刑事になる以前はふざけた人生を送ってきた遊び人だったが、あるとき心機一転して、刑事を目ざすことにした。しょせん軽はずみな正義感で、彼女は世間知らずなのだ。刑事の仕事はハードで、マナはこれまで目にしなかった社会の暗い部分を見ることになり、深く傷つく。しかし、彼女は自分が生きる社会や自分を支えてくれる仲間たちへの責任感を胸に抱き、屈することなく前に進んでいく。
そうしてこそ彼女の正義は本物になるのだった。
マナの前にあらわれる社会の暗部とは、まじめに生きることができなかったために社会のどん底を味わい、罪を犯さざるをえなくなるような人びとである。不堅実が陥る窮乏はマナの全物語を通して繰り返し描かれるモチーフなのだ。

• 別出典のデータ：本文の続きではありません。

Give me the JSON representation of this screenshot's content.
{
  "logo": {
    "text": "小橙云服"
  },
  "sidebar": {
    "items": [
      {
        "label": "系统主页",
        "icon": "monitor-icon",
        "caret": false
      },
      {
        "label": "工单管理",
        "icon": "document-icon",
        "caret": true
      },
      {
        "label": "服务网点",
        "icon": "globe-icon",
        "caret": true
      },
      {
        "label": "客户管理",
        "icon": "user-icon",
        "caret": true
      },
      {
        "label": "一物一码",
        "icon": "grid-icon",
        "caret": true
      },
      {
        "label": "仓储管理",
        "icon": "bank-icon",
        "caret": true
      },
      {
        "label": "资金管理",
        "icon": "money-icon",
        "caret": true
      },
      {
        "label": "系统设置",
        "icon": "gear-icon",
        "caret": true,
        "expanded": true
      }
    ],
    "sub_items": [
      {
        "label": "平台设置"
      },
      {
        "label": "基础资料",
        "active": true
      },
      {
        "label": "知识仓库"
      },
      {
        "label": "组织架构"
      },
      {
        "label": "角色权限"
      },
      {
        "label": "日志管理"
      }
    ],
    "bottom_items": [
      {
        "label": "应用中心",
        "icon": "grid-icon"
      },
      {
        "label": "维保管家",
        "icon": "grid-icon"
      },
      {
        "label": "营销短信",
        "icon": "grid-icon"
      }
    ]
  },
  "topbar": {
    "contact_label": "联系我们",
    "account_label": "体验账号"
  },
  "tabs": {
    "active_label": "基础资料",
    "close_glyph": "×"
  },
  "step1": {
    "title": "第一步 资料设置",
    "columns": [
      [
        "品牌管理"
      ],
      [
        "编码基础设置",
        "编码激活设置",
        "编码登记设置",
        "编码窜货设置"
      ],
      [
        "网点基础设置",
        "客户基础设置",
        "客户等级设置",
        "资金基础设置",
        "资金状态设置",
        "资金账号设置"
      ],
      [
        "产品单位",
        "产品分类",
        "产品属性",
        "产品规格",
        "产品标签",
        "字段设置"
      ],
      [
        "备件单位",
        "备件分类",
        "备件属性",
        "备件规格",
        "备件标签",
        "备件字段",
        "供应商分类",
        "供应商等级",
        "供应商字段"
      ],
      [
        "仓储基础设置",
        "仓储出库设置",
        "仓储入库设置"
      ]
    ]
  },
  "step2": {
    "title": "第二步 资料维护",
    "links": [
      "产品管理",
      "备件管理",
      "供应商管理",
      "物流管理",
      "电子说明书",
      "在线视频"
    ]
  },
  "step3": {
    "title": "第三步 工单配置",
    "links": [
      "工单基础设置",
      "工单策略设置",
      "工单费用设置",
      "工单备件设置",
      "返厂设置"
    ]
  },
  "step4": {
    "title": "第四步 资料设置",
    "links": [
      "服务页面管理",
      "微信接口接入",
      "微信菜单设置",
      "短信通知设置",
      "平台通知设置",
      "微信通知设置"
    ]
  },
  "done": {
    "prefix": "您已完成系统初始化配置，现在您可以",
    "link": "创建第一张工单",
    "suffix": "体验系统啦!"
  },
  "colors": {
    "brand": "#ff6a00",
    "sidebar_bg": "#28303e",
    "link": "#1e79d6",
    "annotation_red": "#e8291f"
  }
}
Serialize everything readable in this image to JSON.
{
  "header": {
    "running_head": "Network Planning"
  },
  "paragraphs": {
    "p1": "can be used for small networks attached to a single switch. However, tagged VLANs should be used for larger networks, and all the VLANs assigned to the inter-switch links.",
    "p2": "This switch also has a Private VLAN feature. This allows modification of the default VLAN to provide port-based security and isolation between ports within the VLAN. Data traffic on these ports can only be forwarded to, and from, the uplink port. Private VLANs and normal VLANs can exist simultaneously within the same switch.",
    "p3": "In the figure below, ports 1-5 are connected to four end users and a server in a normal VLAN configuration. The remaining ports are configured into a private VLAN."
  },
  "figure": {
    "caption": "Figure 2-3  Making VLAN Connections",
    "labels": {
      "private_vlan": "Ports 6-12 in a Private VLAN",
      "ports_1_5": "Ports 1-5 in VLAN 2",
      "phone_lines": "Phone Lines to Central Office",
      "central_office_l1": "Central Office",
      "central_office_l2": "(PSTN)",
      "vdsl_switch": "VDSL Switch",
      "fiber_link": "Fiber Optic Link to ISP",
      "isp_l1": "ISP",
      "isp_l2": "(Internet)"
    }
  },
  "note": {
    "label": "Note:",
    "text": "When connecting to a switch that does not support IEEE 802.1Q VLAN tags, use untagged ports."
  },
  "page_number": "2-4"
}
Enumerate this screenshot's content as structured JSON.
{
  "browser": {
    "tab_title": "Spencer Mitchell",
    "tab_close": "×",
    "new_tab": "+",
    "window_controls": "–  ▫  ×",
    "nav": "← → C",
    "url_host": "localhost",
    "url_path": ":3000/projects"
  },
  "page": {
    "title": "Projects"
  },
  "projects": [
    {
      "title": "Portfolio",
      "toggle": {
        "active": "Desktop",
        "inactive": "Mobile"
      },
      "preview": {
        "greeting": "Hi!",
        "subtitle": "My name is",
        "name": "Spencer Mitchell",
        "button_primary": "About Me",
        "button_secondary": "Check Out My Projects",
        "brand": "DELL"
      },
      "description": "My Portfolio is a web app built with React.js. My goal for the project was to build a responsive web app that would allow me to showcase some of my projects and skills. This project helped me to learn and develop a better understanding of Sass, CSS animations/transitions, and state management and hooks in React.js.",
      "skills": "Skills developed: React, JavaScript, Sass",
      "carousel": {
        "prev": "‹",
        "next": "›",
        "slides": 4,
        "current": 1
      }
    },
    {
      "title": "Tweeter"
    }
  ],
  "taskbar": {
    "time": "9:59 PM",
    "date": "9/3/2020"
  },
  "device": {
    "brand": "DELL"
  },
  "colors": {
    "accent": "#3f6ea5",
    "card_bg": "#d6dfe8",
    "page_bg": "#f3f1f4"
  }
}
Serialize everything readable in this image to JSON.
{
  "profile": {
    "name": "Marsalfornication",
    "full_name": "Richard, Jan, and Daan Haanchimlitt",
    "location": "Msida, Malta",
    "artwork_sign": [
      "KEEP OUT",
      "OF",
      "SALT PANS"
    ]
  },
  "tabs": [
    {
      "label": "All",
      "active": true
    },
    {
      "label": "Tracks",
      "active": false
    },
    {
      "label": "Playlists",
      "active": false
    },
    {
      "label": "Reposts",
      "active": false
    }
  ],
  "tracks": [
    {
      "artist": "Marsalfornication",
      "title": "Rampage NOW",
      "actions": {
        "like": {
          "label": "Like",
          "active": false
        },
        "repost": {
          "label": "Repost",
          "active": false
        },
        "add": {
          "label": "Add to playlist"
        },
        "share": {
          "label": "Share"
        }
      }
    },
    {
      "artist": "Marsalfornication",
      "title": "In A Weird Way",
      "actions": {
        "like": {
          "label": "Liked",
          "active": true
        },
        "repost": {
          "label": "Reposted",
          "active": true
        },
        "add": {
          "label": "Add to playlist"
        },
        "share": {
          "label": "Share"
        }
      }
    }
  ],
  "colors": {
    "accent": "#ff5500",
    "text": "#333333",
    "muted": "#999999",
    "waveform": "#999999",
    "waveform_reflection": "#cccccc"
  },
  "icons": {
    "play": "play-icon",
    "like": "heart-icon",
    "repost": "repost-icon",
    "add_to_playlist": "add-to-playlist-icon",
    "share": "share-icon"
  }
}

それは学生時代チャラチャラ遊んできたマナじしんが、もしかしたら辿ったかもしれない道である。きっとこの辺りが父に玩具を買わせる気にさせたのだろう。ずっとあとで春香はそう思った。
マナには倉地サオリという相棒がいる。厳しい女上司だが、頭脳的でかつ心根は優しく、マナの気持ちが折れそうになるたびに彼女を支える。
父は春香にマナの人形を買い与えただけではなくて、自らサオリの人形を手にとって原作にあるシーンを演じさせた。
世の中をうらむ青年が無差別テロを計画する。マナとサオリはそれを阻止するのである。その青年は、ある日難病による余命宣告受けて自暴自棄になった。
彼は幼いころに母から虐待を受け、つねづね彼女を恨んでいたが、これをきっかけについに彼は豹変、手はじめに母を刺すのだった。青年はこの世の終わりを前にやさしい気持ちになったりしなかったのである。
「まあ素敵」マナの人形を持って、幼い春香が言った。
「違う」
遊びの最中にとつぜん声を素に戻して父が言った。
「ここは『そんなの救いがないじゃないですか』と言うところなんだ」
父にうながされて、春香は言った。
「そんなの救いがないじゃないですか」
「救いならあるわ」
父はサオリの声を作って言った。
「ただ人間を救うのはつねに人間よ」
「どういう意味?」
本来は敬語を使う場面だったので、父はむっとしたが後をつづけた。
「この世界は人間の世界ということよ。どこまで行っても、いるのは人間だけ。神様も仏様もいない」
春香は要領を得ない顔をした。神も仏も知らないからだ。
父は声を低めて、なにものかに言いきかすように同じセリフを繰りかえした。